2012
Forse dovremmo pregare
Aprile 2012


Forse dovremmo pregare

Scott Edgar, Utah, USA

Nell’estate del 1975 io e la mia famiglia vivevamo tra i bei terreni verdeggianti dell’area di Rheinland-Pfalz, nella Germania occidentale. Di ritorno dalla chiesa una domenica piovosa, ci fermammo per controllare un’auto che si era rovesciata su un fianco della strada bagnata ai margini di una foresta. Dentro la foresta era già buio a causa dello spesso tetto creato dagli alberi e del sopraggiungere della notte.

Dopo aver dato un’occhiata al veicolo distrutto, tornammo nella nostra auto e scoprimmo che era bloccata nel fango. Non potevo fare retromarcia, ma potevo andare avanti, nella foresta. Avevamo già attraversato la foresta in auto e avevamo scoperto che molte strade al suo interno sono connesse tra di loro e che alla fine conducono fuori dal bosco, quindi decisi di avanzare nell’oscurità.

Realizzai subito di aver preso la decisione sbagliata. La strada stretta e bagnata era piena di profondi solchi fangosi e continuava ad addentrarsi nella foresta nera. Provai a mantenere la velocità temendo che, se ci fossimo fermati, ci saremmo impantanati. Vidi un punto elevato poco più avanti che sembrava abbastanza solido per sostenere il peso dell’auto.
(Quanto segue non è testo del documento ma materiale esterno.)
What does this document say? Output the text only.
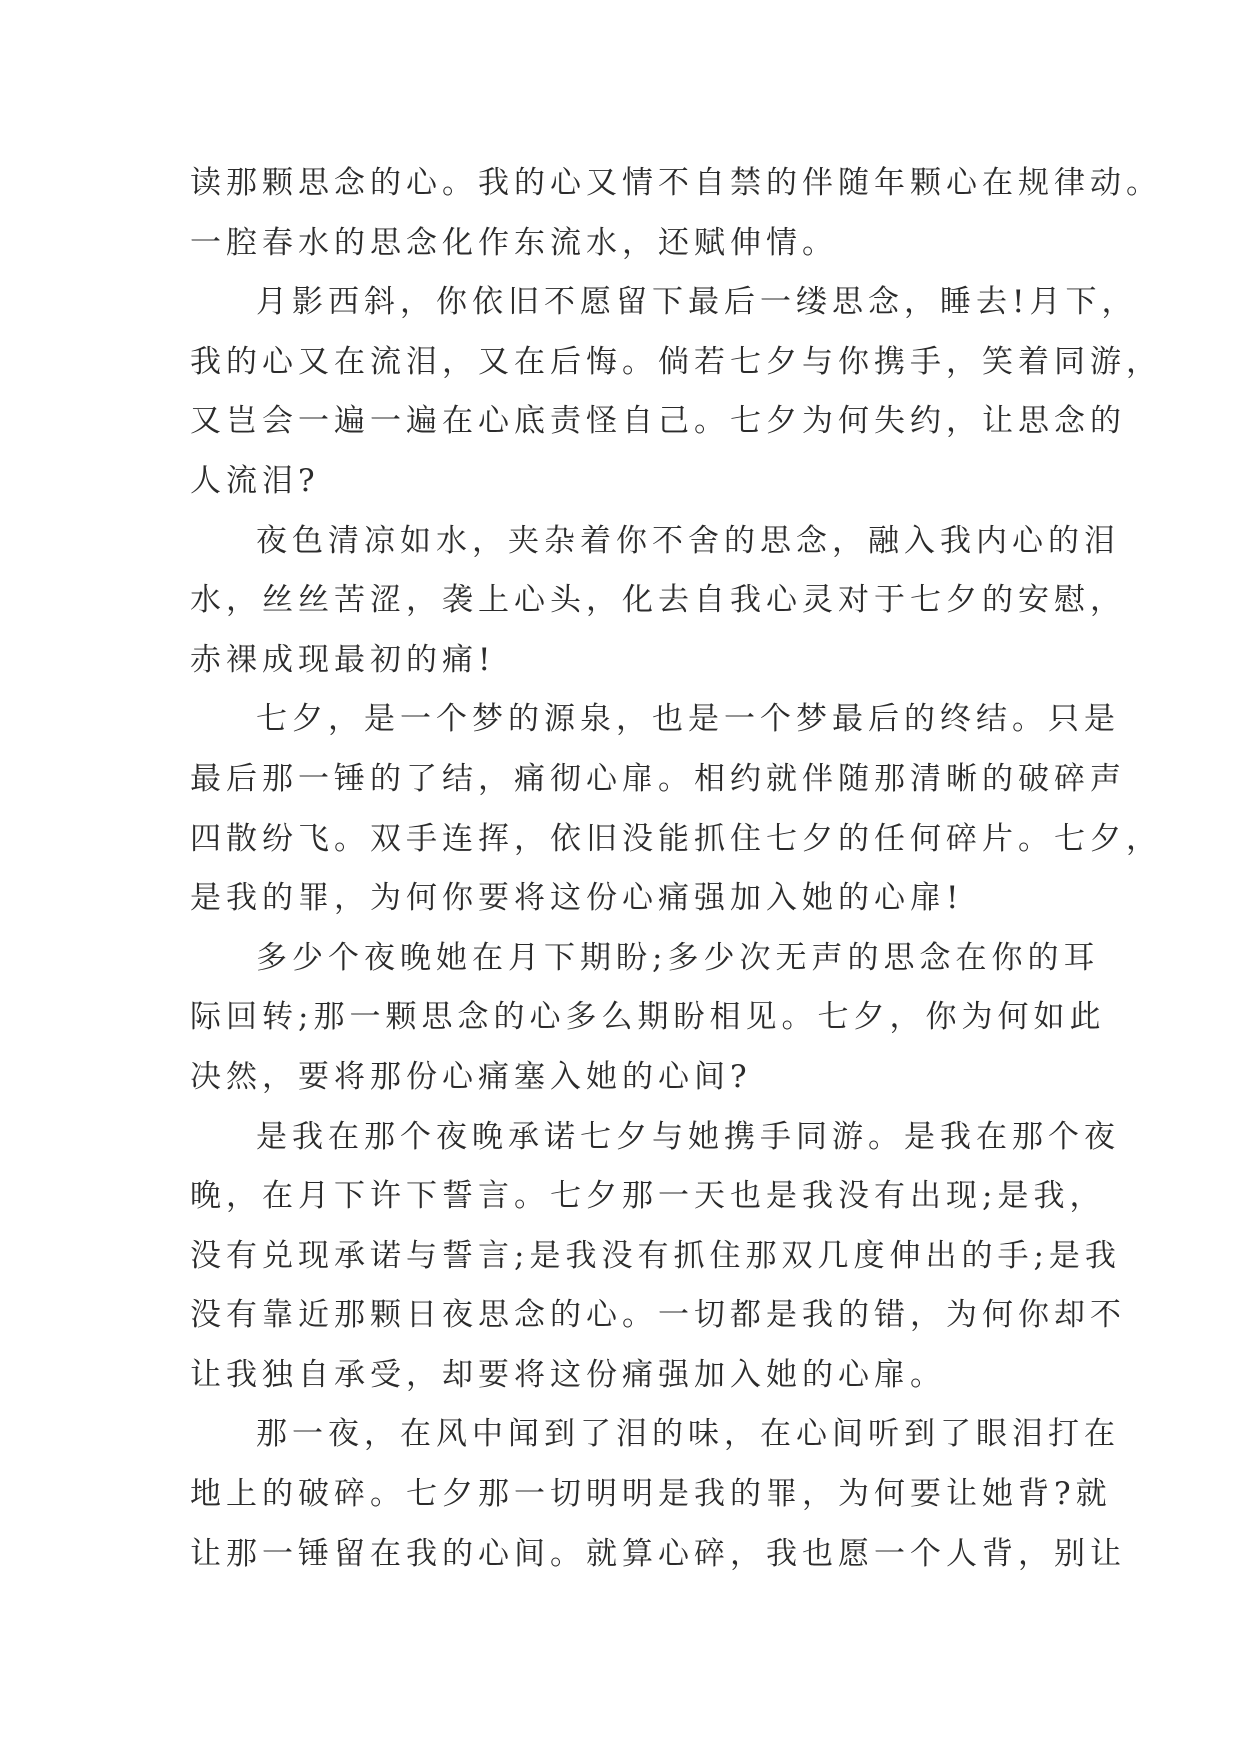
读那颗思念的心。我的心又情不自禁的伴随年颗心在规律动。
一腔春水的思念化作东流水，还赋伸情。
月影西斜，你依旧不愿留下最后一缕思念，睡去!月下，
我的心又在流泪，又在后悔。倘若七夕与你携手，笑着同游，
又岂会一遍一遍在心底责怪自己。七夕为何失约，让思念的
人流泪?
夜色清凉如水，夹杂着你不舍的思念，融入我内心的泪
水，丝丝苦涩，袭上心头，化去自我心灵对于七夕的安慰，
赤裸成现最初的痛!
七夕，是一个梦的源泉，也是一个梦最后的终结。只是
最后那一锤的了结，痛彻心扉。相约就伴随那清晰的破碎声
四散纷飞。双手连挥，依旧没能抓住七夕的任何碎片。七夕，
是我的罪，为何你要将这份心痛强加入她的心扉!
多少个夜晚她在月下期盼;多少次无声的思念在你的耳
际回转;那一颗思念的心多么期盼相见。七夕，你为何如此
决然，要将那份心痛塞入她的心间?
是我在那个夜晚承诺七夕与她携手同游。是我在那个夜
晚，在月下许下誓言。七夕那一天也是我没有出现;是我，
没有兑现承诺与誓言;是我没有抓住那双几度伸出的手;是我
没有靠近那颗日夜思念的心。一切都是我的错，为何你却不
让我独自承受，却要将这份痛强加入她的心扉。
那一夜，在风中闻到了泪的味，在心间听到了眼泪打在
地上的破碎。七夕那一切明明是我的罪，为何要让她背?就
让那一锤留在我的心间。就算心碎，我也愿一个人背，别让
Avevo intenzione di far uscire l’auto dal fango per concedermi il tempo di pensare. L’auto scattò fuori dal fango,

la spensi e scesi. Con i fari spenti non riuscivo a vedere niente. Riaccesi le luci, presi la torcia elettrica e, dopo aver esaminato l’auto, decisi che la cosa migliore che avrei potuto fare era tornare nella foresta e poi uscire di corsa da dove eravamo venuti.

Feci retromarcia per quanto possibile, mandai il motore un po’ su di giri, mi lanciai di nuovo sulla strada e affondai in profondità nel fango. Adesso eravamo davvero nei guai. Fuori dalla macchina c’erano oscurità e silenzio assoluti. Dentro l’auto io e mia moglie eravamo seduti con tre bambini terrorizzati.

Chiesi a mia moglie se aveva qualche idea. Dopo un momento disse: “Forse dovremmo pregare”. I bambini si calmarono quasi immediatamente. Io offrii una umile ma disperata preghiera per ricevere aiuto. Mentre pregavo, mi giunse chiaro un pensiero: “Metti le catene”.

In piedi in 25 centimetri di fango con il vestito della domenica, la mia dolce moglie teneva la torcia elettrica mentre io pulivo i copertoni posteriori a mani nude e mettevo le catene. Con fede e fiducia, pregammo di nuovo e accendemmo il motore. Guidammo lentamente in mezzo al fango e alla fine tornammo sull’asfalto.

Nell’eccitazione di essere liberi dal fango e dall’oscurità, quasi dimenticai chi ci avesse aiutati ad uscire dalla foresta. La nostra figlioletta di cinque anni me lo ricordò quando disse: “Papà, il Padre Celeste ascolta davvero le preghiere, non è così?”